In the manufacturing science, there are thousands of papers using a multi-agent simulation for their solution of some manufacturing related problem. However, I haven't found a paper yet which describes the inner workings or implementation details of these simulations in the required detail.
Unfortunately, using the shortest process time for discrete time stepping in a system might be infeasible as the range of process time is between 0.1s and 24 hours. There is a possibility my simulation will be used for what-if evaluations in a project later on so the simulation needs to run as fast as possible - no option for overnight simulation runs.
The problem size is about 500 resources and 1000 - 10000 product agents, most of them is finished and not participating in any further communication or resource occupation.
Consequently, in result to the communication new events can trigger an agent to do something before its original 'next time' event would arrive. For example, an agent is currently blocked on a resource lasting an hour. However, another higher priority agent needs that resource right away and asks the fist agent to release that resource.
In some sense, I need a way to create a hybrid of classical message passing agent-simulation and the discrete event simulation.
I considered a mediator agent that is involved in every message - a message router and time enforcer which sends around the messages and the timer tick events. Also the mediator agent keeps a list of next event times for various agents. However, I feel there should be a better way to solve my problem as the concept puts an enormous pressure at the mediator agent.
Update
It took a while, but it seems I managed to create a mini-framework and combined the DES and Agent concept into one. I'm sure its nothing new but at least unique: http://code.google.com/p/tidra-framework/ if you are interested.

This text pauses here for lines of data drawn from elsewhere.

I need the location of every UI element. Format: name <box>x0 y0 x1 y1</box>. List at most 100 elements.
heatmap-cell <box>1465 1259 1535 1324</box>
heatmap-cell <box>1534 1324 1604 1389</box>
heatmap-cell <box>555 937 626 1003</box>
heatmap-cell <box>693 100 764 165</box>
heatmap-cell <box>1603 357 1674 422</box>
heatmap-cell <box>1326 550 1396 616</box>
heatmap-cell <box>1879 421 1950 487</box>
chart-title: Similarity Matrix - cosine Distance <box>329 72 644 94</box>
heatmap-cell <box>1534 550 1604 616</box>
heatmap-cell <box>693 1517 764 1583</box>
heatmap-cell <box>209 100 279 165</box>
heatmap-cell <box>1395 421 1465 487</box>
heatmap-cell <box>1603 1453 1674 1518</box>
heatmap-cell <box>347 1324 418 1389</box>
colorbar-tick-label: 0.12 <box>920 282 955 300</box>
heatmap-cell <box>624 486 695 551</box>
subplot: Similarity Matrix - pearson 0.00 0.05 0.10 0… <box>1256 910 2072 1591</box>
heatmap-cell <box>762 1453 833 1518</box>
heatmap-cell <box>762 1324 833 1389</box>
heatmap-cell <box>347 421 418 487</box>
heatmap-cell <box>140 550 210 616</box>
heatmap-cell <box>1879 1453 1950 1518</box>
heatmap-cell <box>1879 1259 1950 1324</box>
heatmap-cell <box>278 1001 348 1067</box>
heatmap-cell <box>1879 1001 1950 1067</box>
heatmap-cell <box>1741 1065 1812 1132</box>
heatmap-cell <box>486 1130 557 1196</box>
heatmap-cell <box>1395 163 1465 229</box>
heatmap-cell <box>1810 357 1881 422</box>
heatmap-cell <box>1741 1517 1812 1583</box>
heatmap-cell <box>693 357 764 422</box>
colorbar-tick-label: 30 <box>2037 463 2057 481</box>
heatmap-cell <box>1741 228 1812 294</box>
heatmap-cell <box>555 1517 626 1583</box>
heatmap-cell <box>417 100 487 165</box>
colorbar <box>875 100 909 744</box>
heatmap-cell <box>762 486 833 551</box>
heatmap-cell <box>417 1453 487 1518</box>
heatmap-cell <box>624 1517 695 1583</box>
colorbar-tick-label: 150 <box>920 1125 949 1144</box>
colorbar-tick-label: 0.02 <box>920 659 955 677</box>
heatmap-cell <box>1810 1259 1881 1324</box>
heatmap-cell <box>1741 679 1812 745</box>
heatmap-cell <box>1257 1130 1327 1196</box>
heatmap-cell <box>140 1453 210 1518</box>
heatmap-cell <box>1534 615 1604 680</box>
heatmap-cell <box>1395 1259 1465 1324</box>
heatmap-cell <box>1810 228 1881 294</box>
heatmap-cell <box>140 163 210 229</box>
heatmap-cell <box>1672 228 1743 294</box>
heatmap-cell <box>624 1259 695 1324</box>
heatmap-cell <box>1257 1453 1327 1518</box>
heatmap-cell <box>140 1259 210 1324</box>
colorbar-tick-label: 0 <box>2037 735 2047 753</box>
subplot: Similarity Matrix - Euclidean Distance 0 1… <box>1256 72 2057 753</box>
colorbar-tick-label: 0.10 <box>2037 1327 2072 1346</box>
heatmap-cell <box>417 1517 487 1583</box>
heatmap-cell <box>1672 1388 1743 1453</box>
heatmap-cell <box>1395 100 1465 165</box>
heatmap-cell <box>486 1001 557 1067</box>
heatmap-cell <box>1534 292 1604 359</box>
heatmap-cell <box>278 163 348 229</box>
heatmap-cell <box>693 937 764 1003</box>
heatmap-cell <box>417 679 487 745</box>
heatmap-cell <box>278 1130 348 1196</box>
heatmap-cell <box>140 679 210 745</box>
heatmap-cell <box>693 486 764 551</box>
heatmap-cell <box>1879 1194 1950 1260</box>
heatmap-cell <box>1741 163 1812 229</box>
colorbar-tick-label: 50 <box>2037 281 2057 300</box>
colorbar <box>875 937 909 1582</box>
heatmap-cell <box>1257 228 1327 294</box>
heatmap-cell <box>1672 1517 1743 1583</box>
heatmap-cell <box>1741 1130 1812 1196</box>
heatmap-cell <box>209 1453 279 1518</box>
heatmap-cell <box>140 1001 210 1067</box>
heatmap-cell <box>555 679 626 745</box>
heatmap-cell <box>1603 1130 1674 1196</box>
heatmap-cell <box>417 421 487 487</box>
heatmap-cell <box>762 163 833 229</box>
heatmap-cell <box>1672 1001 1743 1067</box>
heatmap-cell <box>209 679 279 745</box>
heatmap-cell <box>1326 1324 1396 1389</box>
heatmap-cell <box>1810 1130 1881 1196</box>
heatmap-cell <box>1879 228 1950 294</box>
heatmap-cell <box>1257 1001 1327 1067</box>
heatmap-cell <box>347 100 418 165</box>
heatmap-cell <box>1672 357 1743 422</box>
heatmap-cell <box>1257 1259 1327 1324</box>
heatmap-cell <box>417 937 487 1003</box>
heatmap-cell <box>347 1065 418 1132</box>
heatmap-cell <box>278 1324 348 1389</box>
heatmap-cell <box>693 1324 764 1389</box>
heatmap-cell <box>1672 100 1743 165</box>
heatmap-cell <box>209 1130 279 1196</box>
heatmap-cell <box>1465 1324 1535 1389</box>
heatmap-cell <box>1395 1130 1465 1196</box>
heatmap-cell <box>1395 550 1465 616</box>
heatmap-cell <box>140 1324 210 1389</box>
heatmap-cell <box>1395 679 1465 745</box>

This problem sounds as if it should be tackled by using parallel discrete-event simulation - the mediator agent you are planning to implement ('is involved in every message', 'sends around messages and timer tick events') seems to be doing the job of a discrete-event simulator right now. You can make this scale to the desired problem size by using more of such simulators in parallel and then use a synchronization algorithm to maintain causality etc. (see, e.g., this book for details). Of course, this requires some considerable effort, and you might be better off by really trying out the sequential algorithms first.
A nice way of augmenting the classical DES-view of logical processes (= agents) that communicate with each other via events could be to blend in some ideas from other formalisms used to describe discrete-event systems, such as DEVS. In DEVS, each entity can specify the duration it will be in a certain state (e.g., the agent blocking a resource), and will only be interrupted by incoming messages (and then change its state accordingly, e.g. the agent freeing the resource).
BTW In which sense do you think that the agents are too complex to be handled with discrete-event simulation? If you regard each agent as a logical process, it doesn't really matter how complex it is from a simulation point of view - or am I getting something wrong here?